L'annonceur a fait valoir que le spot sous forme de satire où il n'y a pas encore de relation de travail, ne portait pas atteinte à la dignité humaine et renversait les rôles des clichés sexistes traditionnels, la différence avec d'autres spots qui montrent des personnes nues étant l'âge et le poids de l'acteur et le message n'étant pas conforme aux théories selon lesquelles le corps humain qui ne correspond pas aux normes de perfection doit être considéré comme choquant et donc socialement dangereux. Il a demandé le retrait de la recommandation.
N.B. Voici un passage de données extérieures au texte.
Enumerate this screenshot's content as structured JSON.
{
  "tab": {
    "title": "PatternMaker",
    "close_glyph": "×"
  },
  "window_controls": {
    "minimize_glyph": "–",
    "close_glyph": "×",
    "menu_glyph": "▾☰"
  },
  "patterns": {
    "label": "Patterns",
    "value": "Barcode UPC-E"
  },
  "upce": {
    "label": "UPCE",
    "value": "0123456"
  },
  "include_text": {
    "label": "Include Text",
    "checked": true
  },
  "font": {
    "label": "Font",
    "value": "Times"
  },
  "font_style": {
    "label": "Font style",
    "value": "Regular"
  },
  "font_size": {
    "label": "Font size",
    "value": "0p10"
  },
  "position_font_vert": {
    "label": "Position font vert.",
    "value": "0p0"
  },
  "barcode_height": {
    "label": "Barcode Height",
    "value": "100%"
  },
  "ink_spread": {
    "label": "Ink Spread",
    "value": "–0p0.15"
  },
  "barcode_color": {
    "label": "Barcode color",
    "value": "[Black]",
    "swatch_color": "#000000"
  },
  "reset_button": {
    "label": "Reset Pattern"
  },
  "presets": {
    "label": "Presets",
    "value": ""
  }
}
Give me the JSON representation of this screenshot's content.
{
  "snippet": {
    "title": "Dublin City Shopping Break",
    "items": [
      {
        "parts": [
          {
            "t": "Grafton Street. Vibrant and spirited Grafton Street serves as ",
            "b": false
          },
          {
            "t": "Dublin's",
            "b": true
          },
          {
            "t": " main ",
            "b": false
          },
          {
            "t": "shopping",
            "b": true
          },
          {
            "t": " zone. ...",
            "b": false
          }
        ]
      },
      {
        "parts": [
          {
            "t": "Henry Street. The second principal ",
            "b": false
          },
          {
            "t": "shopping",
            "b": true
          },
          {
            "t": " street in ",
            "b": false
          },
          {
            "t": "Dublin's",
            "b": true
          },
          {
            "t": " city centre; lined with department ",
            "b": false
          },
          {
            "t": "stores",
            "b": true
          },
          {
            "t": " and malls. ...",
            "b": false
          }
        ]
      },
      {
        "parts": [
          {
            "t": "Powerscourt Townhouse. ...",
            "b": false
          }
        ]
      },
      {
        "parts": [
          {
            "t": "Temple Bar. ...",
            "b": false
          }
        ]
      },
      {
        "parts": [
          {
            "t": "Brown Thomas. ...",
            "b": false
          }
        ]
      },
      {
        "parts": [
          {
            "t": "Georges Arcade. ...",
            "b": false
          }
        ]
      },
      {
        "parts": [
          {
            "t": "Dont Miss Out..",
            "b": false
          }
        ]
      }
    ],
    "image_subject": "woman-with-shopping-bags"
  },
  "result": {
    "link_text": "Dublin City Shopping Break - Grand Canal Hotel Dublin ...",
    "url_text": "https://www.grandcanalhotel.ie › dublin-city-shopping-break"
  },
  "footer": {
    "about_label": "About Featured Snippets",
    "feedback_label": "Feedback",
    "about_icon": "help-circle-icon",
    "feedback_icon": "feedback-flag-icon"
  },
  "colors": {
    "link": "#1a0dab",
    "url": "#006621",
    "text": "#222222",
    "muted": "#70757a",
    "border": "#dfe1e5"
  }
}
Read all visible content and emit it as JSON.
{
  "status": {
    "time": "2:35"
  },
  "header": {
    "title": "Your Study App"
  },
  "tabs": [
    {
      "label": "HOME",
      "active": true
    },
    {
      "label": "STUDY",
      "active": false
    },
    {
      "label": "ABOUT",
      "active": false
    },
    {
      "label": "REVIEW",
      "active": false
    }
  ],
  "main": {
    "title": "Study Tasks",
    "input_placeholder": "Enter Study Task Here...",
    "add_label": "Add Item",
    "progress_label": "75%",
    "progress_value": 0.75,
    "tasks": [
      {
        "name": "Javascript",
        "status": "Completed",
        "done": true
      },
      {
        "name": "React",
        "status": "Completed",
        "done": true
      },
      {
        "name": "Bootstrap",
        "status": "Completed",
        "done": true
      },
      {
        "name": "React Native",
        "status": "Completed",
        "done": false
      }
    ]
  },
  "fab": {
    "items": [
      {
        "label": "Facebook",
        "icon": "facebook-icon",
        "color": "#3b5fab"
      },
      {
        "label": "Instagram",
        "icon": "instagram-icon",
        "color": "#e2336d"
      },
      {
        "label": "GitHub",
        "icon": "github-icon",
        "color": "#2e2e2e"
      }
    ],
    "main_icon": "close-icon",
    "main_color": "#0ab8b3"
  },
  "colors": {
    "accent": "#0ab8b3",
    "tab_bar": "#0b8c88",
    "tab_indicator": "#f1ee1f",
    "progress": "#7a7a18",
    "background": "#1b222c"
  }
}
Après avoir entendu les arguments de l'annonceur qui a fait état du jugement en référé obligeant la RTBF à diffuser le spot et compte tenu d'un nombre exceptionnellement élevé de plaintes (165 plaintes et 2 pétitions réunissant 168 signatures), dont beaucoup se réfèrent à une atteinte à la dignité humaine, le Jury a décidé, sur le plan éthique et conformément à l'art. 1 de son règlement, de maintenir sa recommandation d'arrêt. L'annonceur n'y ayant pas réservé une suite favorable, le Jury a adressé une recommandation de suspension aux média. Compte tenu du jugement contre lequel appel a été interjeté, cette recommandation a été faite sous condition suspensive de l'arrêt de la Cour d'Appel. En d'autres termes, il a été demandé aux media de tenir en suspens la recommandation du Jury jusqu'au jugement en appel.